Yapılan bir başka çalışmaya da dikkat çeken Prof. Dr. Göral, şöyle devam etti:

"Bu çalışmada da gecede 6 saatten az uyuyanlarda 7 saat veya daha fazla uyuyan hastalara kıyasla kalın bağırsakta kanser öncüsü olan adenom riskinde yüzde 50'ye yakın bir artış olduğu bulundu. Menopozdaki kadınlarda, gece 6 saatten az veya 9 saatten fazla uyuyanlarda, kalın bağırsak kanseri riskinde artış olduğu gösterildi. Ayrıca gecede 9 saatten fazla uyuyan kilolu erkeklerin, günde 7 saat uyuyanlara kıyasla kalın bağırsak kanseri riskinin daha yüksek olduğu da bulundu. Vardiyalı çalışanlarda da bu riskin artabileceği belirtiliyor. Daha uzun bir uyku süresine sahip olmak, insülin direnci ile kortizol sekresyonunu arttırır, bu da kalın bağırsak kanseri için bağımsız bir risk faktörü olan obezite ile sonuçlanır."

İYİ BİR UYKU İÇİN İPUÇLARI

Prof. Dr. Göral, "Araştırmalar bir hastanın altta yatan uyku bozukluğunun tedavi edilmesinin, sindirim sistemi semptomlarında iyileşme ile sonuçlanabileceğini gösterdi. Ayrıca gastrointestinal hastalık durumlarının kontrolü, uyku kalitesinin artmasıyla sonuçlanır. Bu genelde günlük pratikte gözden kaçan bir özelliktir.

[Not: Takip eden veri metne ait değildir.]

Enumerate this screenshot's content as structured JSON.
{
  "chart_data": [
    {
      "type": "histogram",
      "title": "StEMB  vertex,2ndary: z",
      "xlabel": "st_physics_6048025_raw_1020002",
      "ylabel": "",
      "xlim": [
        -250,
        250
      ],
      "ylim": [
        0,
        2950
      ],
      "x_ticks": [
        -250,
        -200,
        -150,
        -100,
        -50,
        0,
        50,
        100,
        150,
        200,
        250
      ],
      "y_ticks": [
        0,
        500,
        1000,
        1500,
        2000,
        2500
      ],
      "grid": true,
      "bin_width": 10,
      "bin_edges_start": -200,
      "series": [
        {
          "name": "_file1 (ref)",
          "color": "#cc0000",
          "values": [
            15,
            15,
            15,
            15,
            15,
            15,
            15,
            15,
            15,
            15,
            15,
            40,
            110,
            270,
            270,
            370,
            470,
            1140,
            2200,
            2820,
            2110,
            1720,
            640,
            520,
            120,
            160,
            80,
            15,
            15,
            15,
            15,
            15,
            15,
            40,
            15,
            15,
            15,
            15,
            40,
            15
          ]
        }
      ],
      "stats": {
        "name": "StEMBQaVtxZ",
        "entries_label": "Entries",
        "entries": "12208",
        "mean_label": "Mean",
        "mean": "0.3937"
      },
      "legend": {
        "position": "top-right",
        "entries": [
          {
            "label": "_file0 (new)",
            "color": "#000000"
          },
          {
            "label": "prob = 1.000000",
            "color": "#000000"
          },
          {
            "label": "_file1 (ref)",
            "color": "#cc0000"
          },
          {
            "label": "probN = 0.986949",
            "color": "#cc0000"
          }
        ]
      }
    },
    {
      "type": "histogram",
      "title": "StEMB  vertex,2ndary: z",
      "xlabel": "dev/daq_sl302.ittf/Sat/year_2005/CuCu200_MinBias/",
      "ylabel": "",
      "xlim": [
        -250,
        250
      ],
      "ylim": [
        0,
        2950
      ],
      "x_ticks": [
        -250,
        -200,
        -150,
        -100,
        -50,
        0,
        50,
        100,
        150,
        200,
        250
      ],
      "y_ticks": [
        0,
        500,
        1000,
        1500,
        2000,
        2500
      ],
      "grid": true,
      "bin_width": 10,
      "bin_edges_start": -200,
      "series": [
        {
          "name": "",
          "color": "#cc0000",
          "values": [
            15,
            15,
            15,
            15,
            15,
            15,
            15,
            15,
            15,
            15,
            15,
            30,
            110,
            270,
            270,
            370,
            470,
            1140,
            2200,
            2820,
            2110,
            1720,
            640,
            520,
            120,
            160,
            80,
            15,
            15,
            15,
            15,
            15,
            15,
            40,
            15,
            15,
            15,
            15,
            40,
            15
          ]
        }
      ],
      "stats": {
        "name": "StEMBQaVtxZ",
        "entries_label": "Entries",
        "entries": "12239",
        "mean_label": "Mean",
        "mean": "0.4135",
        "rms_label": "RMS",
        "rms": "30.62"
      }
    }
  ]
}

Uyku bozukluğunun tedavi edilmesinin, sindirim sistemi semptomlarında iyileşme ile sonuçlanabileceği bilinir. Bu nedenle mutlaka düzenli bir uyku ritmini devam ettirmemiz gerekiyor. İyi bir uyku için izlememiz gereken 10 adım vardır. İlk olarak bir rutine bağlı kalınmalı, her gün aynı saatte yatılıp, kalkmalı. Yatakta kitap okunmamalı, televizyon izlenmemeli. Eğer 15-20 dakika içinde uykuya dalmazsanız, yatak odasından çıkın ve uykunuz geldiğinde yatağa dönün" diye konuştu.

"Yatmadan önce ışık ve gürültü en aza indirilmeli, uyanmanız gerektiğinde ışığın içeri girmesine izin verin. Gün içinde 30-40 dakikalık bir şekerleme yapmayı deneyin. Yatmadan en az 2 saat önce yemek yemeyi bırakın, şayet açsanız yatmadan önce hafif bir atıştırmalık uykuyu teşvik edebilir. Öğleden sonra ve yatmadan önce kafeinden kaçının. Dışarı çıkın çünkü ışığa maruz kalmak kişinin günlük uyku ve uyanıklık düzenini etkiler, unutmayın güneş ışığı en parlak iç mekân ışığından bile birkaç kat daha güçlüdür. Egzersiz ise derin uykuyu uzatmanın kanıtlanmış tek yoludur. Bununla birlikte, uykuya dalmakta güçlük çekebileceğinden, yatmadan önceki 3 ila 4 saat içinde şiddetli egzersiz yapmayın. Kefir, süt, ayran dışında kediotu, ıhlamur, melisa, papatya, anason gibi sinirleri gevşettiği uyku verdiği bilinen bitki çaylarını da tüketebilirsiniz."